Both choices require the filing of a Notice of Disagreement, and following either choice, another rating decision will be issued (positive result) or a Statement of the Case (continued denial) will be issued. To continue the appeal, the veteran must file a VA Form 9, called a substantive appeal, to the Board of Veterans Appeals.
The new law adds another option to the appeal process. Under the new law, a claimant can choose to file what is known as a “fully developed appeal.” To do this the claimant must file with the VA:
- Their notice of disagreement, with written election to have the appeal determined under the program,
- All evidence that the claimant believes is needed for the appeal as of the date of the filing, and
- A statement of the argument in support of the claim, if any.
This new VA appeal process eliminates the Statement of the Case mentioned above and the need to file a VA Form 9. The claim is then sent directly to the Board of Veteran’s Appeals.
The “fully developed appeal” does come with strict restrictions though. Once filed, a claimant may not submit or identify any new evidence relating to the claim unless they revert to the standard appeals process. If the claimant submits or identifies any such new evidence, the submission is deemed to be an election to use the standard process.
To clarify, this does not mean that there will be no additional development once at the Board.
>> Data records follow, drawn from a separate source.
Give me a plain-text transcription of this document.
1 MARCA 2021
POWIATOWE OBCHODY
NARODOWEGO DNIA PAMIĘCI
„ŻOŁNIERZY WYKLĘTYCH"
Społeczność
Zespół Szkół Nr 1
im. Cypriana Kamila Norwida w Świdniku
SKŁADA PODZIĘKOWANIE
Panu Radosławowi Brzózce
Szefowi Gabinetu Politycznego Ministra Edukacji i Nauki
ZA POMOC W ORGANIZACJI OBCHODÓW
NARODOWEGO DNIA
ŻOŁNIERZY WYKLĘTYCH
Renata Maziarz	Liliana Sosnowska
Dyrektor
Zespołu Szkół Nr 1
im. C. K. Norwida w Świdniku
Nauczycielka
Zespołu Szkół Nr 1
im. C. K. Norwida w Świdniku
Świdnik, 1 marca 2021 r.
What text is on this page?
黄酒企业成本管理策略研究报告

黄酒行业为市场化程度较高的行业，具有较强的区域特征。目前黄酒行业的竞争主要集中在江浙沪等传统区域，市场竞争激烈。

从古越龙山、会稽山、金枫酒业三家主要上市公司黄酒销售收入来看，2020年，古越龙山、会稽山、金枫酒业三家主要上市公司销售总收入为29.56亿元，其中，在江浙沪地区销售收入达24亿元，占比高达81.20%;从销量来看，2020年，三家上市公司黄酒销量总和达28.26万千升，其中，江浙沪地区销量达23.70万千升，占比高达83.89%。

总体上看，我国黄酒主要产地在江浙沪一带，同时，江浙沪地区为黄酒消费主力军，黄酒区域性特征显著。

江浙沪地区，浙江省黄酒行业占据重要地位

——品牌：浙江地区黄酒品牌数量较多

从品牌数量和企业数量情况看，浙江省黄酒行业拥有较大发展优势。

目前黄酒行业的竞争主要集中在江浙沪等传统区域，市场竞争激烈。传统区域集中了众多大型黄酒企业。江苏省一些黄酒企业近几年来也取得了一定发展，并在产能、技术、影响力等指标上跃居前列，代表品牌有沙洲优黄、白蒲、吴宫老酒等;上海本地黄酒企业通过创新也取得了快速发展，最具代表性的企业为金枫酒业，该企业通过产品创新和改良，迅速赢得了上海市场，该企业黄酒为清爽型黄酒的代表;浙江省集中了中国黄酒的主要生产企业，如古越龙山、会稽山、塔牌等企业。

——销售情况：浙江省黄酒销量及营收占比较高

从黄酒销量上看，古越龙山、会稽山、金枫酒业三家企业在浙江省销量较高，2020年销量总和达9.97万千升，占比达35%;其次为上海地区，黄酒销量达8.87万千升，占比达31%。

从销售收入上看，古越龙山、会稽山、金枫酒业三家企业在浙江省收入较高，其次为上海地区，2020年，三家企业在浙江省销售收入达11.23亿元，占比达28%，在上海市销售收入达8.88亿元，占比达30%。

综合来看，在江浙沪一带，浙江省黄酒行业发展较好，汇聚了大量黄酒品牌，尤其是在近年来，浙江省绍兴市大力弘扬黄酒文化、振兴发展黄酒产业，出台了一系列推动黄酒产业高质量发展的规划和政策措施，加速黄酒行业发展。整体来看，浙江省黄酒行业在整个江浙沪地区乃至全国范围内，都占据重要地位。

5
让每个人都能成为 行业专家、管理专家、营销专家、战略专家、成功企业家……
When one chooses to use this path for their appeal, the Board is not prohibited from acquiring or requesting additional evidence. The new law does, however, prohibit the Board from returning the case to the regional office for this development.
When does the new process begin?
The VA officials have stated it will take approximately 18 months to implement the new system meaning we are unlikely to see it go into effect until spring of 2019. The delay is due to a number of reasons including needing to move staff, hire additional workers, acquire new space, and provide training for the new system.
How will it affect the appeals process?
In theory, the new system will allow to cut down on the backlog of cases that the VA is currently experiencing. By allowing cases to move up the appeal process faster and limiting the submission of additional evidence to the initial appeal, the overall appeal process should be sped up. The process also aims to eliminate some of the “hamster wheel” processes that currently plague the VA appeal process.
Thank you for reading and for your service.